In my BigInteger code, I discovered an odd error, that only happened in some very rare cases, and only in PUREPASCAL code, i.e. code that did not use assembler, and only in 64 bit.

It took me several hours to find out that this was the problematic expression:

  Value := NormDividend[I + J] + NormDivisor[I] + Value shr CDivLimbBits;

CDivLimbBits is a constant with value 32, Value is an Int64, NormDividend[] and NormDivisor[] are arrays of UInt32 (Cardinal). Only in some very special circumstances, this caused an error.

What happened?

In this unit, which does lots of odd and ugly things to UInt32s and to speed things up, I turned off range and overflow checks, so it went unnoticed that NormDividend[I + J] + NormDivisor[I] caused an overflow. Since overflow and range checks were off, the 33rd bit simply got cut off.

But you might say: "Hey, the third operand is an Int64, so why were these two operands not promoted to 64 bit?" It turns out that this only happens once it is required, so what the compiler actually compiles is:

  UInt32(Intermediate) := UInt32(NormDividend[I + J]) + UInt32(NormDivisor[I]);
  Value := Int64(Intermediate) + Value shr 32;

while I expected:

  Value := Int64(NormDividend[I + J]) + Int64(NormDivisor[I]) + Value shr 32;

Now, if you rearrange the Int64 to come first, like:

  Value := Value shr 32 + NormDividend[I + J] + NormDivisor[I];

then all is well. The first operand is an Int64, so all following operands are promoted too and you really get:

  Value := Value shr 32 + Int64(NormDividend[I + J]) + Int64(NormDivisor[I]);

Note that this error did not happen in 32 bit code. There, NormDividend[] and NormDivisor[] are arrays of UInt16, and Value is an Int32. In other words, in 32 bit code (and even in 64 bit code on Windows), everything seems to be promoted to Int32 (signed 32 bit integer) anyway, probably because that type is somehow the preferred type for integer expressions (most integer code uses 32 bit registers, in 32 bit as well as in 64 bit).

So take care to either cast to the required type, or to put the largest operand first, otherwise you might be in for a surprise. It certainly was a surprise to me, especially because the data I had used for unit testing had not caught this.

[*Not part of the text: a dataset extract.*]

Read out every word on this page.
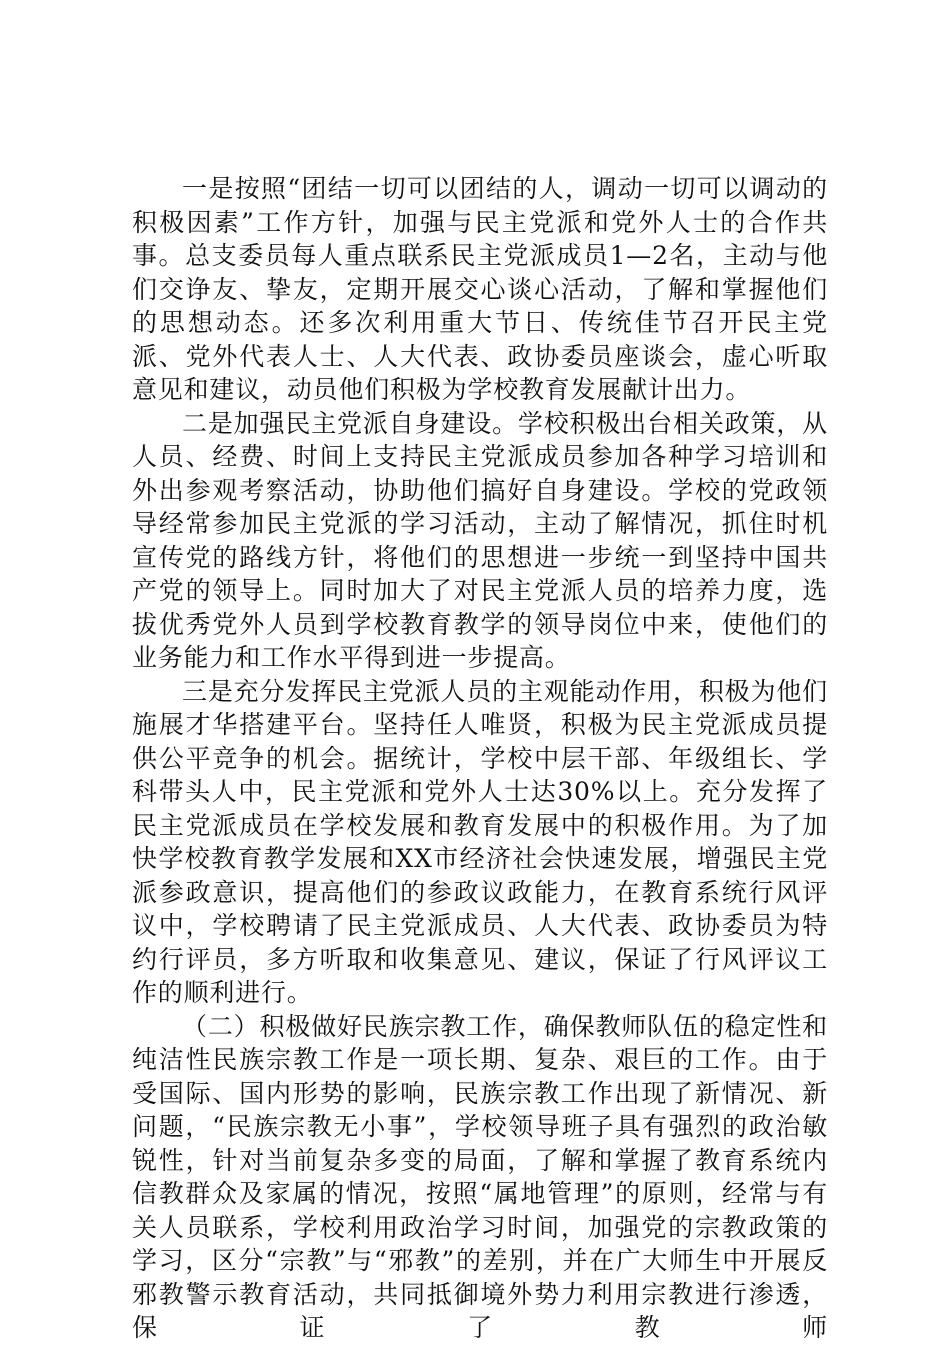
一是按照“团结一切可以团结的人，调动一切可以调动的积极因素”工作方针，加强与民主党派和党外人士的合作共事。总支委员每人重点联系民主党派成员1—2名，主动与他们交诤友、挚友，定期开展交心谈心活动，了解和掌握他们的思想动态。还多次利用重大节日、传统佳节召开民主党派、党外代表人士、人大代表、政协委员座谈会，虚心听取意见和建议，动员他们积极为学校教育发展献计出力。

二是加强民主党派自身建设。学校积极出台相关政策，从人员、经费、时间上支持民主党派成员参加各种学习培训和外出参观考察活动，协助他们搞好自身建设。学校的党政领导经常参加民主党派的学习活动，主动了解情况，抓住时机宣传党的路线方针，将他们的思想进一步统一到坚持中国共产党的领导上。同时加大了对民主党派人员的培养力度，选拔优秀党外人员到学校教育教学的领导岗位中来，使他们的业务能力和工作水平得到进一步提高。

三是充分发挥民主党派人员的主观能动作用，积极为他们施展才华搭建平台。坚持任人唯贤，积极为民主党派成员提供公平竞争的机会。据统计，学校中层干部、年级组长、学科带头人中，民主党派和党外人士达30%以上。充分发挥了民主党派成员在学校发展和教育发展中的积极作用。为了加快学校教育教学发展和XX市经济社会快速发展，增强民主党派参政意识，提高他们的参政议政能力，在教育系统行风评议中，学校聘请了民主党派成员、人大代表、政协委员为特约行评员，多方听取和收集意见、建议，保证了行风评议工作的顺利进行。

（二）积极做好民族宗教工作，确保教师队伍的稳定性和纯洁性民族宗教工作是一项长期、复杂、艰巨的工作。由于受国际、国内形势的影响，民族宗教工作出现了新情况、新问题，“民族宗教无小事”，学校领导班子具有强烈的政治敏锐性，针对当前复杂多变的局面，了解和掌握了教育系统内信教群众及家属的情况，按照“属地管理”的原则，经常与有关人员联系，学校利用政治学习时间，加强党的宗教政策的学习，区分“宗教”与“邪教”的差别，并在广大师生中开展反邪教警示教育活动，共同抵御境外势力利用宗教进行渗透，保证了教师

Only the fact I wanted to improve the speed of ToString (converting the largest known prime to a string of 22 million decimal digits still takes approx. 2'30", while converting it to a string of — much more easily convertible — hex digits only takes 135 ms), and the coincidence that in one test I had to divide by exactly 10^57, made me catch this error. Note that the assembler code did not suffer from this. There I can control exactly what gets promoted and when.

This also made me aware again of the fact that testing can only show the presence of errors, and never the absence, and that it is extremely hard to find test cases that cover everything. The fact I had to divide by a number that caused the error was sheer coincidence.